Création mondiale en lever de rideau du festival Jazz(e) à Montbrison : dans le cadre du jumelage entre Montbrison et la ville d’Eichstätt, le Théâtre des Pénitents a passé commande à Carine Bonnefoy, compositrice, arrangeuse et pianiste de renom, d’un concert joué pour la première fois ce soir sous les voûtes de la Collégiale Notre-Dame, fruit d’un travail collectif de plus de 18 mois.
Outre le gène du voyage, ses origines tahitiennes ont instillé à Carine Bonnefoy un esprit large et une ouverture vers toutes les cultures qu’elle associe avec bonheur dans ses compositions, tout comme elle aime combiner les formations de prime abord hétéroclites. Les cinquante choristes de la Maîtrise de la Loire, les trente instrumentistes du Gabrieli Gymnasium Wind Band d’Eichstätt et un quintet de jazz constituent l’équipage qui va piloter la nef de la Collégiale vers cet Ailleurs, sous la direction de pas moins de trois chefs. L’exercice est ambitieux, et tout le monde s’en sort avec brio.
Huit épisodes racontent L’Ailleurs, inspirés par des textes de poètes voyageurs, dits ou chantés par Manu Domergue, jalonnés par trois intermèdes du quintet de jazz issus du répertoire de Carine Bonnefoy.
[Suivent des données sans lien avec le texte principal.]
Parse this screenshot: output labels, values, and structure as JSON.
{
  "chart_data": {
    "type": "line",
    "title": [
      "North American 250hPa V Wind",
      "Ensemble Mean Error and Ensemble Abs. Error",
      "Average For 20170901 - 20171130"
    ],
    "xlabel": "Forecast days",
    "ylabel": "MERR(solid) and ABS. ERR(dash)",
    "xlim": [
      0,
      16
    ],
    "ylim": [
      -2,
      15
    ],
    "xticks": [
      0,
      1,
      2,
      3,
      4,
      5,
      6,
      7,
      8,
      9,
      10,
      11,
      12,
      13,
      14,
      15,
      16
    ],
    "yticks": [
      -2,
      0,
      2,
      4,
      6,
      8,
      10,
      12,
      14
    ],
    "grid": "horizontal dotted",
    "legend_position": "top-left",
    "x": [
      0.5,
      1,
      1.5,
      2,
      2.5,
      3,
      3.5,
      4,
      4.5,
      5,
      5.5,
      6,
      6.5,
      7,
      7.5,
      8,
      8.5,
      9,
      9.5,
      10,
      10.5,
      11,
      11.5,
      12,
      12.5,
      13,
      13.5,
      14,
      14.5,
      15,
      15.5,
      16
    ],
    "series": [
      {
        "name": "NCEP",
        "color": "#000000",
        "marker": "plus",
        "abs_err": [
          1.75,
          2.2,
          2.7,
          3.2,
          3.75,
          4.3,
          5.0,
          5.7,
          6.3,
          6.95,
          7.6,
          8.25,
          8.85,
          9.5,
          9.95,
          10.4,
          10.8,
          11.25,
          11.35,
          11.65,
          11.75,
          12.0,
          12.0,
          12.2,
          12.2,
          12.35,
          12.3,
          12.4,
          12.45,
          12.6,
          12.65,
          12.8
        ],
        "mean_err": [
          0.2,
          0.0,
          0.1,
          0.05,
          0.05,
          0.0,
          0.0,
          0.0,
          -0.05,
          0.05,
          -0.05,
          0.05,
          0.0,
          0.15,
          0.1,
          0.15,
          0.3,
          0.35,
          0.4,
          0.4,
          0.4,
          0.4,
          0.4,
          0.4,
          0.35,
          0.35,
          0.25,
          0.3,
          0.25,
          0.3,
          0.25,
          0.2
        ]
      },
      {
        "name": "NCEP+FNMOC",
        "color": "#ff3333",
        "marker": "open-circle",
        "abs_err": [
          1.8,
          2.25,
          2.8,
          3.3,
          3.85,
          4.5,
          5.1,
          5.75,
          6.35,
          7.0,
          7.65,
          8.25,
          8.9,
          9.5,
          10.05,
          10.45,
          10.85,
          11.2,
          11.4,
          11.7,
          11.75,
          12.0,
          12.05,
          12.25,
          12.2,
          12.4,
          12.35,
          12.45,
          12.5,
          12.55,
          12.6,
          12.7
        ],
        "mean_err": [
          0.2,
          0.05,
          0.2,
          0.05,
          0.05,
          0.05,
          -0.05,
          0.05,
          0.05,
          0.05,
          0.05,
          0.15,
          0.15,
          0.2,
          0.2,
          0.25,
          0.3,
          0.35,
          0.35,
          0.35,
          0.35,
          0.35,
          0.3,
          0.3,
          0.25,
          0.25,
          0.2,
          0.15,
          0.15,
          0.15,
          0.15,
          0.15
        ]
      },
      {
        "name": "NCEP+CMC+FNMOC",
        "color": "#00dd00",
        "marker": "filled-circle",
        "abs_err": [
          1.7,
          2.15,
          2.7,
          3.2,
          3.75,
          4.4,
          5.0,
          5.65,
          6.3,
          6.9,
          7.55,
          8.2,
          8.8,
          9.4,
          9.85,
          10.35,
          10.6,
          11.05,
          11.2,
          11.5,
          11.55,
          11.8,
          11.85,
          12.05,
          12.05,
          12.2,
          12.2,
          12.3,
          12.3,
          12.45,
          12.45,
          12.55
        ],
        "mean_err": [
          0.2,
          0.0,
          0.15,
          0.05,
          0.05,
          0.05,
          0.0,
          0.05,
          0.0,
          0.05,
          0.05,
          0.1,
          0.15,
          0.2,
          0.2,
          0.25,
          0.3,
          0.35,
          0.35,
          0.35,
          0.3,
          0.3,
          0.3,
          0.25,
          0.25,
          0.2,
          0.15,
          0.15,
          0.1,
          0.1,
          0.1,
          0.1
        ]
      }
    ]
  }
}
Les titres plantent le décor :
1er épisode : Face à la mer
2ème épisode : Approche de l’invisible
3ème épisode : Ame ultramarine
Intermède : Today is Tomorrow
4ème épisode : Iles, sur un poème de Blaise Centrars
5ème épisode : L’appel du large, sur un poème de Charles Baudelaire
Intermède : The Hiding Place, sur un texte de Margot Jeannerot (maîtrisienne)
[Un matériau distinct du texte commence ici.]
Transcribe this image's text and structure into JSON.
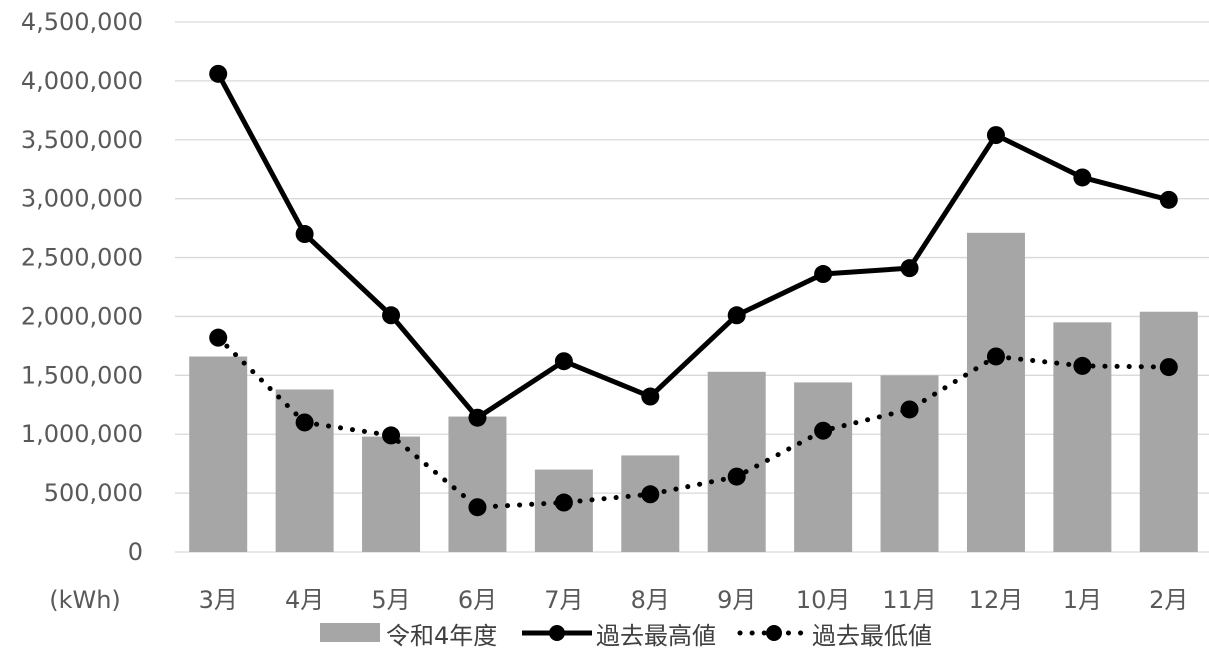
{
  "chart_data": {
    "type": "bar",
    "categories": [
      "3月",
      "4月",
      "5月",
      "6月",
      "7月",
      "8月",
      "9月",
      "10月",
      "11月",
      "12月",
      "1月",
      "2月"
    ],
    "unit_label": "(kWh)",
    "ylim": [
      0,
      4500000
    ],
    "y_ticks": [
      0,
      500000,
      1000000,
      1500000,
      2000000,
      2500000,
      3000000,
      3500000,
      4000000,
      4500000
    ],
    "y_tick_labels": [
      "0",
      "500,000",
      "1,000,000",
      "1,500,000",
      "2,000,000",
      "2,500,000",
      "3,000,000",
      "3,500,000",
      "4,000,000",
      "4,500,000"
    ],
    "grid": true,
    "legend_position": "bottom",
    "series": [
      {
        "name": "令和4年度",
        "kind": "bar",
        "color": "#a6a6a6",
        "values": [
          1660000,
          1380000,
          980000,
          1150000,
          700000,
          820000,
          1530000,
          1440000,
          1500000,
          2710000,
          1950000,
          2040000
        ]
      },
      {
        "name": "過去最高値",
        "kind": "line",
        "style": "solid",
        "color": "#000000",
        "values": [
          4060000,
          2700000,
          2010000,
          1140000,
          1620000,
          1320000,
          2010000,
          2360000,
          2410000,
          3540000,
          3180000,
          2990000
        ]
      },
      {
        "name": "過去最低値",
        "kind": "line",
        "style": "dotted",
        "color": "#000000",
        "values": [
          1820000,
          1100000,
          990000,
          380000,
          420000,
          490000,
          640000,
          1030000,
          1210000,
          1660000,
          1580000,
          1570000
        ]
      }
    ]
  }
}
6ème épisode : Conseils au bon voyageur, sur un poème de Victor Segalen
7ème épisode : Extase, sur un poème de Victor Segalen
Intermède : Echoes
8ème épisode : Perdre le midi quotidien, sur un poème de Victor Segalen
Tantôt grandioses, tantôt intimistes, franchement jazz ou renvoyant à l’atmosphère de concepts albums du rock progressif, les compositions dessinent un univers à la fois figuratif et introspectif. Aux images évocatrices de paysages et de rencontres rythmiques et harmoniques, succèdent des phases solitaires propices au voyage intérieur dans le chaos des pensées vagabondes ou à la rêverie. Les rythmes ponctuent les intentions, les harmonies se frottent, parfois à la limite de la dissonance, les pratiques musicales se fondent et se découvrent ; en témoignent les yeux écarquillés de certains choristes de la maîtrise quand Manu Domergue prend l’improvisation vocale dans le dernier épisode.
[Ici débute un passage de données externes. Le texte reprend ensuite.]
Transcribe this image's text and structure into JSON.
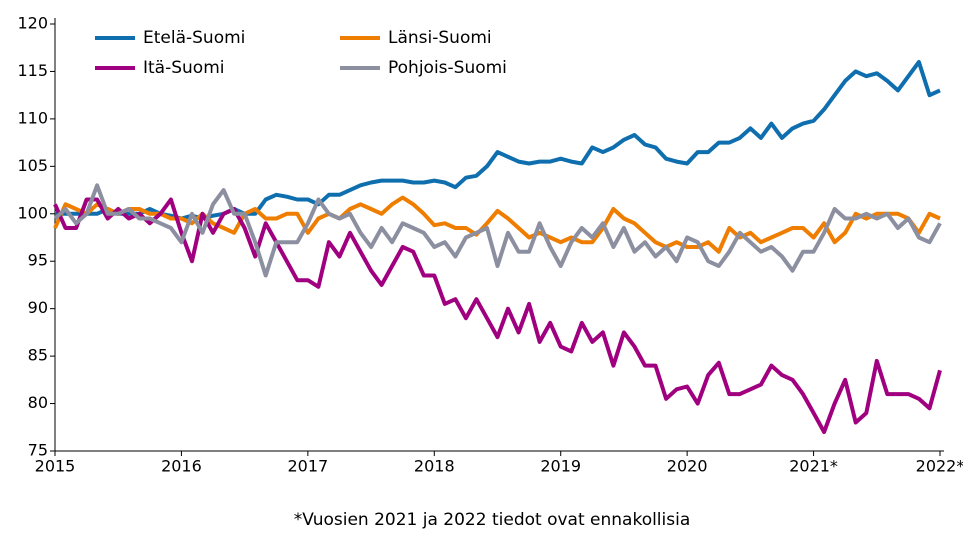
{
  "chart_data": {
    "type": "line",
    "footnote": "*Vuosien 2021 ja 2022 tiedot ovat ennakollisia",
    "categories": [
      "2015",
      null,
      null,
      null,
      null,
      null,
      null,
      null,
      null,
      null,
      null,
      null,
      "2016",
      null,
      null,
      null,
      null,
      null,
      null,
      null,
      null,
      null,
      null,
      null,
      "2017",
      null,
      null,
      null,
      null,
      null,
      null,
      null,
      null,
      null,
      null,
      null,
      "2018",
      null,
      null,
      null,
      null,
      null,
      null,
      null,
      null,
      null,
      null,
      null,
      "2019",
      null,
      null,
      null,
      null,
      null,
      null,
      null,
      null,
      null,
      null,
      null,
      "2020",
      null,
      null,
      null,
      null,
      null,
      null,
      null,
      null,
      null,
      null,
      null,
      "2021*",
      null,
      null,
      null,
      null,
      null,
      null,
      null,
      null,
      null,
      null,
      null,
      "2022*"
    ],
    "ylim": [
      75,
      120
    ],
    "yticks": [
      75,
      80,
      85,
      90,
      95,
      100,
      105,
      110,
      115,
      120
    ],
    "grid": false,
    "legend": "top-left",
    "series": [
      {
        "name": "Etelä-Suomi",
        "color": "#0f6fae",
        "values": [
          100,
          100,
          100,
          100,
          100,
          100.5,
          100,
          100,
          100,
          100.5,
          100,
          99.8,
          99.5,
          99.8,
          99.5,
          99.8,
          100,
          100.5,
          100,
          100,
          101.5,
          102,
          101.8,
          101.5,
          101.5,
          101,
          102,
          102,
          102.5,
          103,
          103.3,
          103.5,
          103.5,
          103.5,
          103.3,
          103.3,
          103.5,
          103.3,
          102.8,
          103.8,
          104,
          105,
          106.5,
          106,
          105.5,
          105.3,
          105.5,
          105.5,
          105.8,
          105.5,
          105.3,
          107,
          106.5,
          107,
          107.8,
          108.3,
          107.3,
          107,
          105.8,
          105.5,
          105.3,
          106.5,
          106.5,
          107.5,
          107.5,
          108,
          109,
          108,
          109.5,
          108,
          109,
          109.5,
          109.8,
          111,
          112.5,
          114,
          115,
          114.5,
          114.8,
          114,
          113,
          114.5,
          116,
          112.5,
          113
        ]
      },
      {
        "name": "Länsi-Suomi",
        "color": "#ee7d00",
        "values": [
          98.5,
          101,
          100.5,
          100,
          101,
          100.5,
          100,
          100.5,
          100.5,
          100,
          100,
          99.5,
          99.5,
          99,
          100,
          99,
          98.5,
          98,
          100,
          100.5,
          99.5,
          99.5,
          100,
          100,
          98,
          99.5,
          100,
          99.5,
          100.5,
          101,
          100.5,
          100,
          101,
          101.7,
          101,
          100,
          98.8,
          99,
          98.5,
          98.5,
          97.8,
          99,
          100.3,
          99.5,
          98.5,
          97.5,
          98,
          97.5,
          97,
          97.5,
          97,
          97,
          98.5,
          100.5,
          99.5,
          99,
          98,
          97,
          96.5,
          97,
          96.5,
          96.5,
          97,
          96,
          98.5,
          97.5,
          98,
          97,
          97.5,
          98,
          98.5,
          98.5,
          97.5,
          99,
          97,
          98,
          100,
          99.5,
          100,
          100,
          100,
          99.5,
          98,
          100,
          99.5
        ]
      },
      {
        "name": "Itä-Suomi",
        "color": "#a0007f",
        "values": [
          101,
          98.5,
          98.5,
          101.5,
          101.5,
          99.5,
          100.5,
          99.5,
          100,
          99,
          100,
          101.5,
          98,
          95,
          100,
          98,
          100,
          100.5,
          98.5,
          95.5,
          99,
          97,
          95,
          93,
          93,
          92.3,
          97,
          95.5,
          98,
          96,
          94,
          92.5,
          94.5,
          96.5,
          96,
          93.5,
          93.5,
          90.5,
          91,
          89,
          91,
          89,
          87,
          90,
          87.5,
          90.5,
          86.5,
          88.5,
          86,
          85.5,
          88.5,
          86.5,
          87.5,
          84,
          87.5,
          86,
          84,
          84,
          80.5,
          81.5,
          81.8,
          80,
          83,
          84.3,
          81,
          81,
          81.5,
          82,
          84,
          83,
          82.5,
          81,
          79,
          77,
          80,
          82.5,
          78,
          79,
          84.5,
          81,
          81,
          81,
          80.5,
          79.5,
          83.5
        ]
      },
      {
        "name": "Pohjois-Suomi",
        "color": "#8c8fa0",
        "values": [
          99.5,
          100.5,
          99,
          100,
          103,
          100,
          100,
          100.5,
          99.5,
          99.5,
          99,
          98.5,
          97,
          100,
          98,
          101,
          102.5,
          100,
          100,
          97,
          93.5,
          97,
          97,
          97,
          99,
          101.5,
          100,
          99.5,
          100,
          98,
          96.5,
          98.5,
          97,
          99,
          98.5,
          98,
          96.5,
          97,
          95.5,
          97.5,
          98,
          98.5,
          94.5,
          98,
          96,
          96,
          99,
          96.5,
          94.5,
          97,
          98.5,
          97.5,
          99,
          96.5,
          98.5,
          96,
          97,
          95.5,
          96.5,
          95,
          97.5,
          97,
          95,
          94.5,
          96,
          98,
          97,
          96,
          96.5,
          95.5,
          94,
          96,
          96,
          98,
          100.5,
          99.5,
          99.5,
          100,
          99.5,
          100,
          98.5,
          99.5,
          97.5,
          97,
          99
        ]
      }
    ]
  }
}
Armé d’une solide rythmique, avec André Charlier à la batterie et Chris Jennings à la contrebasse, le quintet ouvre la voie(x) et pose les fondations de l’édifice. Les chorus sont précis, Carine Bonnefoy au piano dans l’esprit pur de ses compositions, Thomas Savy au sax soprano et à la clarinette basse, Manu Domergue au cor (privé de mellophone par une blessure à la main droite) dans un registre plus débridé.
Devant l’enthousiasme manifesté par le public, les orchestres reprennent en rappel le dernier épisode ; la tension s’est envolée mais pas la concentration, et cette nouvelle version était encore plus réussie que la première.
Le rideau retombe, et Carine Bonnefoy exprime son désir de faire « tourner » son œuvre dans les mois qui vienne.